En général, quand on pense à Gatsby, la silhouette de Robert Redford vient à l’esprit. Parce qu’il est celui qui a incarné Gatsby dans sa version cinématographique la plus célèbre, probablement. Parce que Redford fait partie de ces acteurs possédant cette présence mystérieuse et fascinante qui sied à Gatsby, aussi. Pourtant le film de 1974 de Jack Clayton n’a jamais vraiment été adulé ou considéré comme la transposition ultime de l’œuvre de Fitzgerald. Ce travail-là reste à faire, s’il doit jamais l’être, à ce qu’il paraît. Le débat de porter à l’écran les chefs-d’œuvre littéraires est un débat à part, et un débat qui nécessite assurément d’être pris au cas par cas. N’ayant jamais vu de Gatsby le magnifique sur grand écran, je me pose la question de refaire le roman de Fitzgerald sur grand écran avec les yeux vierges du passé cinématographique du roman.
Et si j’aborde la question c’est bien sûr parce que Gatsby le magnifique devrait prochainement reprendre vie au cinéma, dans les mois à venir. Le projet, d’envergure, est sur les tablettes d’un Baz Luhrmann qui n’a rien signé depuis un Australia qui a laissé un sentiment tiédasse à bon nombre de spectateurs. La première question qui se pose est bien sûr de savoir si Luhrmann (et sa caméra virevoltante) est l’homme de la situation. Le magnétique Gatsby a-t-il besoin de la mise en scène envolée du cinéaste australien ? L’idée peut être séduisante, de ne pas rendre une transposition trop sage de l’œuvre de Fitzgerald, de donner à cette demeure toute en lumière nocturne le faste festif auquel Luhrmann saurait certainement rendre honneur. Il y a également cette passion au cœur des films de Luhrmann, une passion certainement plus expressive et fantasque chez Luhrmann que chez Fitzgerald, et il serait certainement intéressant de voir l’australien se frotter à la passion selon F. Scott.

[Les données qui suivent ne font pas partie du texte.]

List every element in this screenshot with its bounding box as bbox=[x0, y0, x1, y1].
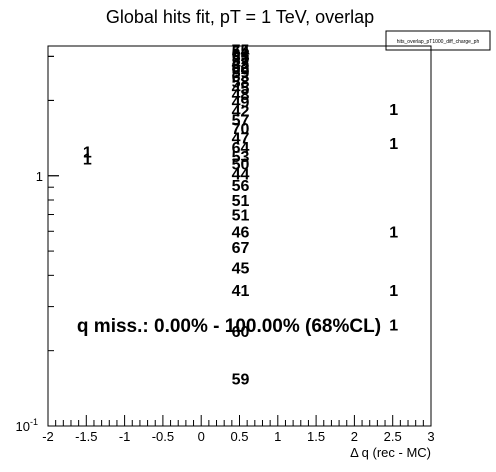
data-point-label: 52 bbox=[232, 59, 250, 76]
x-tick-label: 0.5 bbox=[230, 429, 248, 444]
x-tick-label: -1 bbox=[119, 429, 131, 444]
x-tick-label: 2.5 bbox=[384, 429, 402, 444]
data-point-label: 44 bbox=[232, 167, 250, 184]
data-point-label: 60 bbox=[232, 62, 250, 79]
stats-box: hits_overlap_pT1000_diff_charge_ph bbox=[385, 30, 491, 51]
data-point-label: 46 bbox=[232, 224, 250, 241]
x-tick-label: 1.5 bbox=[307, 429, 325, 444]
data-point-label: 43 bbox=[232, 56, 250, 73]
y-axis: 10-1 1 bbox=[16, 55, 59, 434]
data-point-label: 1 bbox=[83, 145, 92, 162]
data-point-label: 55 bbox=[232, 49, 250, 66]
x-axis-label: Δ q (rec - MC) bbox=[350, 445, 431, 460]
data-point-label: 1 bbox=[389, 102, 398, 119]
data-point-label: 45 bbox=[232, 81, 250, 98]
data-point-label: 67 bbox=[232, 240, 250, 257]
x-axis: -2 -1.5 -1 -0.5 0 0.5 1 1.5 2 2.5 3 bbox=[42, 415, 435, 444]
data-point-label: 75 bbox=[232, 42, 250, 59]
x-tick-label: -0.5 bbox=[152, 429, 174, 444]
chart-title: Global hits fit, pT = 1 TeV, overlap bbox=[106, 7, 374, 27]
x-tick-label: 1 bbox=[274, 429, 281, 444]
data-point-label: 70 bbox=[232, 121, 250, 138]
x-tick-label: -1.5 bbox=[75, 429, 97, 444]
data-point-label: 1 bbox=[389, 317, 398, 334]
data-point-label: 48 bbox=[232, 87, 250, 104]
data-point-label: 47 bbox=[232, 131, 250, 148]
y-tick-label: 10-1 bbox=[16, 417, 38, 434]
data-point-label: 56 bbox=[232, 178, 250, 195]
data-point-label: 41 bbox=[232, 283, 250, 300]
data-point-label: 54 bbox=[232, 44, 250, 61]
data-point-label: 63 bbox=[232, 69, 250, 86]
data-point-label: 49 bbox=[232, 95, 250, 112]
data-point-label: 50 bbox=[232, 156, 250, 173]
x-tick-label: -2 bbox=[42, 429, 54, 444]
data-point-label: 1 bbox=[389, 136, 398, 153]
data-point-label: 57 bbox=[232, 53, 250, 70]
data-point-label: 51 bbox=[232, 193, 250, 210]
data-point-label: 45 bbox=[232, 260, 250, 277]
x-tick-label: 2 bbox=[351, 429, 358, 444]
data-point-label: 42 bbox=[232, 104, 250, 121]
data-point-label: 58 bbox=[232, 75, 250, 92]
data-point-label: 59 bbox=[232, 65, 250, 82]
stats-box-frame bbox=[385, 30, 491, 51]
data-point-label: 64 bbox=[232, 140, 250, 157]
data-point-label: 1 bbox=[389, 224, 398, 241]
data-point-label: 1 bbox=[83, 152, 92, 169]
x-tick-label: 0 bbox=[198, 429, 205, 444]
data-point-label: 59 bbox=[232, 371, 250, 388]
data-point-label: 53 bbox=[232, 149, 250, 166]
y-tick-label: 1 bbox=[36, 169, 43, 184]
stats-box-label: hits_overlap_pT1000_diff_charge_ph bbox=[397, 39, 480, 45]
data-point-label: 61 bbox=[232, 46, 250, 63]
data-point-label: 57 bbox=[232, 112, 250, 129]
x-tick-label: 3 bbox=[427, 429, 434, 444]
data-point-label: 1 bbox=[389, 283, 398, 300]
data-point-label: 51 bbox=[232, 208, 250, 225]
data-point-label: 60 bbox=[232, 324, 250, 341]
confidence-annotation: q miss.: 0.00% - 100.00% (68%CL) bbox=[77, 316, 381, 337]
data-points: 7554615557435260596358454849425770476453… bbox=[83, 42, 398, 388]
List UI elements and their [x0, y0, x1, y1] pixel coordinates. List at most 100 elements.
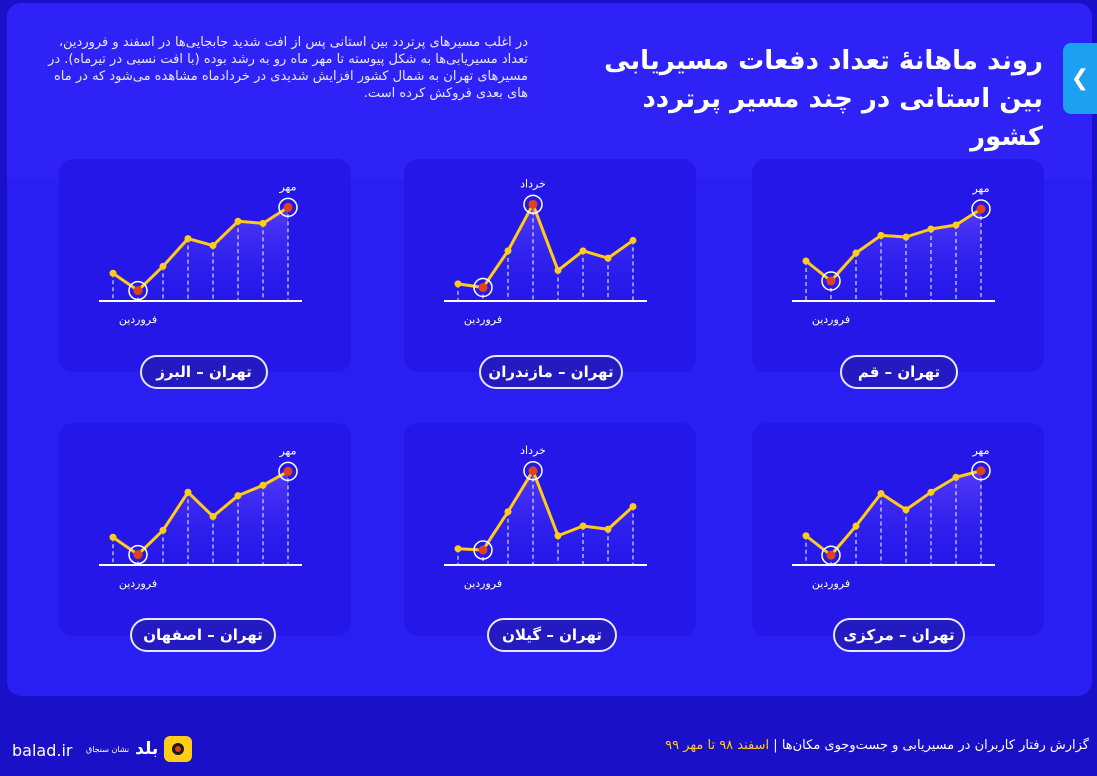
highlight-ring-0 [128, 280, 148, 301]
footer-separator: | [773, 738, 778, 753]
data-point-5 [579, 247, 587, 255]
route-label-tehran-markazi[interactable]: تهران – مرکزی [833, 618, 965, 652]
annotation-label-1: خرداد [520, 444, 546, 457]
data-point-6 [952, 221, 960, 229]
data-point-6 [604, 525, 612, 533]
data-point-2 [159, 526, 167, 534]
highlight-ring-1 [523, 194, 543, 215]
annotation-label-1: مهر [971, 444, 989, 457]
series-area [458, 470, 633, 565]
highlight-point-1 [976, 466, 986, 476]
route-label-tehran-isfahan[interactable]: تهران – اصفهان [130, 618, 276, 652]
data-point-3 [877, 490, 885, 497]
data-point-5 [234, 217, 242, 225]
chart-card-tehran-alborz: فروردین مهر [59, 159, 351, 372]
series-line [112, 470, 289, 557]
data-point-3 [184, 488, 192, 496]
data-point-2 [504, 508, 512, 516]
page-title: روند ماهانهٔ تعداد دفعات مسیریابی بین اس… [603, 42, 1043, 156]
chart-1: فروردین خرداد [444, 177, 647, 326]
chart-card-tehran-isfahan: فروردین مهر [59, 423, 351, 636]
footer-note-main: گزارش رفتار کاربران در مسیریابی و جست‌وج… [781, 738, 1089, 753]
data-point-5 [234, 492, 242, 500]
annotation-label-0: فروردین [812, 313, 850, 326]
annotation-label-0: فروردین [119, 577, 157, 590]
highlight-point-1 [283, 202, 293, 212]
series-area [806, 209, 981, 301]
chart-card-tehran-mazandaran: فروردین خرداد [404, 159, 696, 372]
highlight-point-1 [528, 199, 538, 209]
chart-3: فروردین مهر [99, 444, 302, 590]
chart-0: فروردین مهر [99, 180, 302, 326]
data-point-6 [259, 481, 267, 489]
highlight-point-0 [826, 550, 836, 560]
annotation-label-0: فروردین [464, 313, 502, 326]
footer-date-range: اسفند ۹۸ تا مهر ۹۹ [665, 738, 770, 753]
data-point-4 [902, 233, 910, 241]
highlight-ring-0 [821, 271, 841, 291]
data-point-6 [604, 254, 612, 262]
data-point-5 [927, 225, 935, 233]
data-point-2 [159, 262, 167, 270]
highlight-point-0 [478, 545, 488, 555]
highlight-ring-1 [971, 199, 991, 219]
chart-4: فروردین خرداد [444, 444, 647, 590]
chart-card-tehran-gilan: فروردین خرداد [404, 423, 696, 636]
series-area [113, 471, 288, 565]
series-area [113, 207, 288, 301]
site-url[interactable]: balad.ir [12, 741, 73, 760]
data-point-5 [579, 522, 587, 530]
highlight-point-0 [133, 286, 143, 296]
series-area [458, 204, 633, 301]
series-line [805, 469, 982, 557]
data-point-6 [259, 219, 267, 227]
title-line-1: روند ماهانهٔ تعداد دفعات مسیریابی [604, 46, 1043, 76]
highlight-ring-0 [821, 545, 841, 565]
highlight-point-1 [976, 204, 986, 214]
annotation-label-1: مهر [278, 180, 296, 193]
back-button[interactable]: ❮ [1063, 43, 1097, 114]
data-point-4 [902, 506, 910, 514]
data-point-2 [852, 522, 860, 530]
data-point-0 [454, 280, 462, 288]
series-line [457, 469, 635, 552]
data-point-0 [802, 532, 810, 540]
highlight-ring-0 [473, 277, 493, 298]
highlight-point-0 [478, 283, 488, 293]
footer-note: گزارش رفتار کاربران در مسیریابی و جست‌وج… [665, 738, 1089, 753]
annotation-label-1: خرداد [520, 177, 546, 190]
data-point-0 [109, 533, 117, 541]
data-point-4 [554, 266, 562, 274]
series-line [805, 207, 982, 283]
data-point-3 [877, 231, 885, 239]
annotation-label-1: مهر [278, 444, 296, 457]
annotation-label-1: مهر [971, 182, 989, 195]
highlight-ring-1 [523, 461, 543, 481]
page-description: در اغلب مسیرهای پرتردد بین استانی پس از … [48, 35, 528, 101]
data-point-2 [504, 247, 512, 255]
route-label-tehran-mazandaran[interactable]: تهران – مازندران [479, 355, 623, 389]
balad-logo-icon: بلد نشان سنجاق [86, 736, 193, 762]
annotation-label-0: فروردین [464, 577, 502, 590]
series-line [457, 202, 634, 290]
chart-card-tehran-qom: فروردین مهر [752, 159, 1044, 372]
logo-mark [164, 736, 193, 762]
data-point-4 [209, 512, 217, 520]
highlight-ring-1 [971, 461, 991, 481]
title-line-2: بین استانی در چند مسیر پرتردد کشور [642, 84, 1043, 152]
chart-2: فروردین مهر [792, 182, 995, 326]
header-panel [7, 3, 1092, 179]
highlight-point-0 [133, 550, 143, 560]
route-label-tehran-gilan[interactable]: تهران – گیلان [487, 618, 617, 652]
data-point-0 [454, 545, 462, 553]
route-label-tehran-alborz[interactable]: تهران – البرز [140, 355, 268, 389]
route-label-tehran-qom[interactable]: تهران – قم [840, 355, 958, 389]
series-line [112, 206, 289, 293]
data-point-6 [952, 473, 960, 481]
highlight-point-0 [826, 276, 836, 286]
data-point-5 [927, 488, 935, 496]
data-point-4 [209, 242, 217, 250]
logo-subtext: نشان سنجاق [86, 744, 130, 754]
highlight-point-1 [528, 466, 538, 476]
highlight-ring-1 [278, 197, 298, 218]
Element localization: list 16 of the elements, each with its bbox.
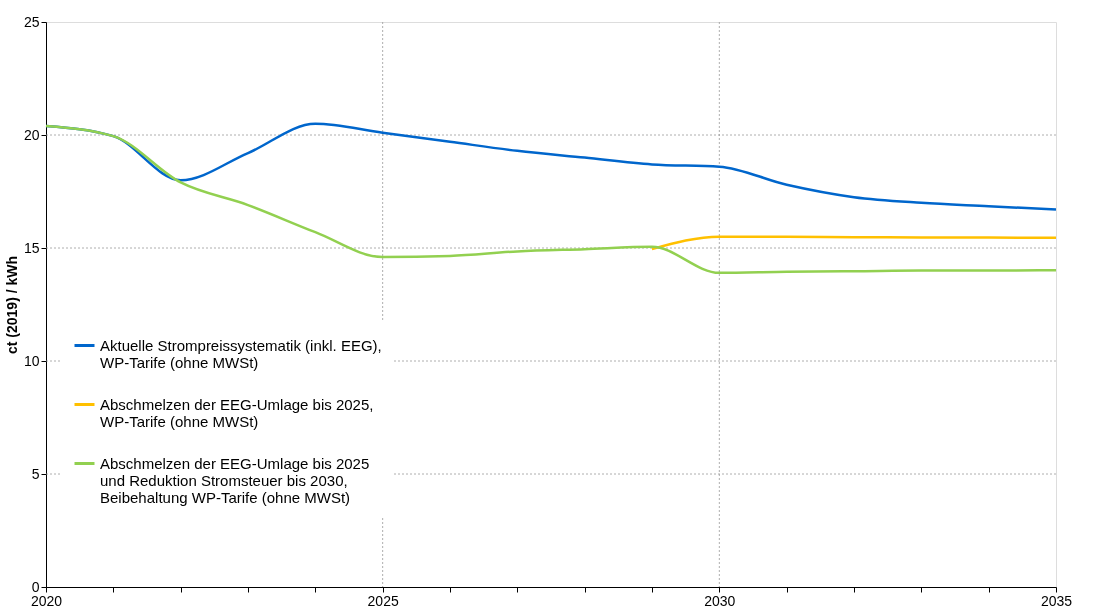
x-tick-label: 2030 (704, 592, 736, 609)
x-tick-label: 2035 (1040, 592, 1073, 609)
line-series (650, 235, 1058, 251)
legend-label: Aktuelle Strompreissystematik (inkl. EEG), WP-Tarife (ohne MWSt) (100, 336, 382, 371)
y-tick-label: 25 (23, 13, 40, 30)
y-tick-label: 0 (31, 578, 40, 595)
x-tick-label: 2025 (367, 592, 399, 609)
legend-label: Abschmelzen der EEG-Umlage bis 2025 und Reduktion Stromsteuer bis 2030, Beibehaltung WP-Tarife (ohne MWSt) (100, 454, 370, 506)
y-tick-label: 15 (23, 239, 40, 256)
line-series (44, 124, 1058, 275)
y-tick-label: 20 (23, 126, 40, 143)
legend-label: Abschmelzen der EEG-Umlage bis 2025, WP-Tarife (ohne MWSt) (100, 395, 374, 430)
y-tick-label: 10 (23, 352, 40, 369)
x-tick-label: 2020 (30, 592, 63, 609)
y-axis-title: ct (2019) / kWh (3, 255, 20, 355)
y-tick-label: 5 (31, 465, 40, 482)
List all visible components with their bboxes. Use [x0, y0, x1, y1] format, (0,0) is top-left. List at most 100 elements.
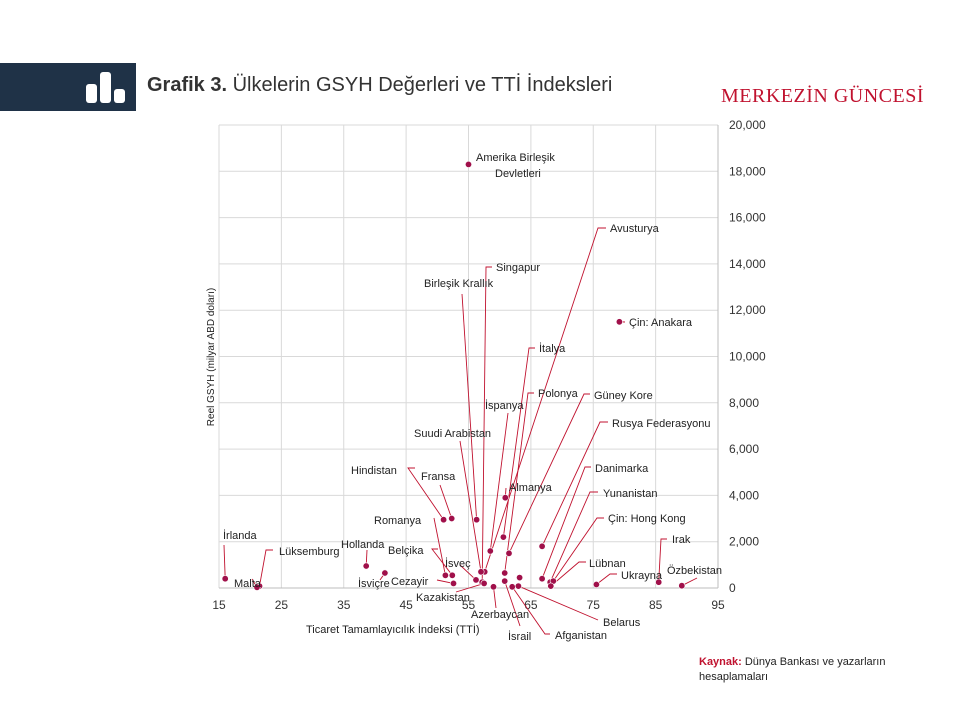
data-point [516, 574, 524, 582]
leader-line [439, 484, 453, 519]
leader-line [407, 467, 444, 520]
x-tick-label: 45 [399, 598, 413, 612]
data-point [538, 575, 546, 583]
point-label: Amerika Birleşik Devletleri [476, 152, 555, 180]
data-point [221, 575, 229, 583]
point-label: Belçika [388, 545, 424, 557]
point-label: Güney Kore [594, 390, 653, 402]
point-label: İsviçre [358, 577, 390, 590]
point-label: Ukrayna [621, 570, 663, 582]
point-label: Rusya Federasyonu [612, 418, 710, 430]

Malgré tout ce potentiel pourtant, Gatsby le Magnifique selon Baz Luhrmann affiche un point noir non négligeable. Le réalisateur veut faire le film en 3D. Une idée aussi étonnante que grotesque. Voilà un an et demi qu’Avatar a modifié le paysage cinématographique et aidé à malencontreusement démocratiser l’usage de la 3D, et si jusqu’à présent l’influence de la technique se limitait à l’animation et au fantastique essentiellement, elle déborde désormais vers des genres moins spécifiques. Et en l’occurrence, Gatsby le Magnifique, un drame romantique se déroulant dans l’Amérique bourgeoise de la première moitié du 20ème siècle. On est loin des aliens, des justiciers et des piranhas. Malheureusement en un an et demi, la 3D ne m’a pas convaincu qu’il s’agissait d’une révolution qui méritait de s’installer durablement et globalement dans le cinéma du 21ème siècle. Aucun film ne m’a persuadé qu’il s’agit d’autre chose que d’un gadget qui perturbe, voire gâche un film plus qu’autre chose. Je veux bien de la 3D, mais à toute petite dose, très occasionnellement, et non à tout bout de champ, pour tous les films d’animation, pour tous les films fantastiques, et en plus maintenant pour des longs-métrages comme une nouvelle adaptation de Gatsby le Magnifique.